Aktuelle politische Initiativen auf Bundesebene, die die internationale Tätigkeit der Schweizer Unternehmen mit neuen Regeln einschränken wollen und bisher gewährleistete Marktzugänge zu wichtigen Handelspartnern direkt tangieren, würden nicht nur das globale Handelszentrum Genf, sondern auch die unzähligen, international ausgerichteten Unternehmen entlang des Arc lémanique direkt treffen.

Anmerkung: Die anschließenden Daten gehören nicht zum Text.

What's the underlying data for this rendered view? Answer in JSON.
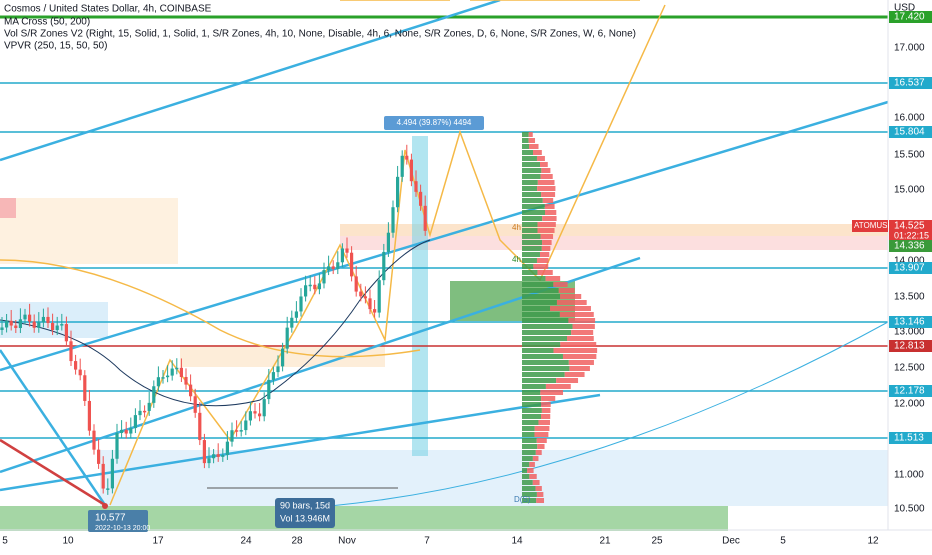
{
  "header": {
    "title": "Cosmos / United States Dollar, 4h, COINBASE",
    "indicators": [
      "MA Cross (50, 200)",
      "Vol S/R Zones V2 (Right, 15, Solid, 1, Solid, 1, S/R Zones, 4h, 10, None, Disable, 4h, 6, None, S/R Zones, D, 6, None, S/R Zones, W, 6, None)",
      "VPVR (250, 15, 50, 50)"
    ]
  },
  "price_axis": {
    "currency": "USD",
    "labels": [
      "17.000",
      "16.000",
      "15.500",
      "15.000",
      "14.000",
      "13.500",
      "13.000",
      "12.500",
      "12.000",
      "11.000",
      "10.500"
    ],
    "badges": [
      "17.420",
      "16.537",
      "15.804",
      "14.336",
      "13.907",
      "13.146",
      "12.813",
      "12.178",
      "11.513"
    ],
    "symbol": "ATOMUSD",
    "last_price": "14.525",
    "countdown": "01:22:15"
  },
  "time_axis": {
    "labels": [
      "5",
      "10",
      "17",
      "24",
      "28",
      "Nov",
      "7",
      "14",
      "21",
      "25",
      "Dec",
      "5",
      "12"
    ]
  },
  "annotations": {
    "range_top": "4.494 (39.87%) 4494",
    "low_price": "10.577",
    "low_time": "2022-10-13 20:00",
    "range_bars": "90 bars, 15d",
    "range_volume": "Vol 13.946M",
    "zone_4h_a": "4h",
    "zone_4h_b": "4h",
    "zone_d": "D(S)"
  }
}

Die Deutschschweiz verfügt mit Zürich und Basel über starke Wirtschaftslokomotiven mit ähnlich globaler Ausrichtung. Doch das sollte die Verantwortungsträgerinnen und -träger der Romandie, die mit ihren globalisierten und europäisierten wirtschaftlichen und wissenschaftlichen Tätigkeiten heute den Erfolg des Arc lémanique ausmachen und wichtiger Teil der Schweizer Erfolgsgeschichte sind, nicht daran hindern, sich auch in der Deutschschweiz vermehrt Gehör zu verschaffen. Der Lerntransfer zwischen den Landesteilen sollte noch mehr Teil unseres föderalen Staatsverständnisses werden.

Dieser Beitrag wurde erstmals in der Publikation «Einzigartige Dynamik des Arc lémanique» publiziert.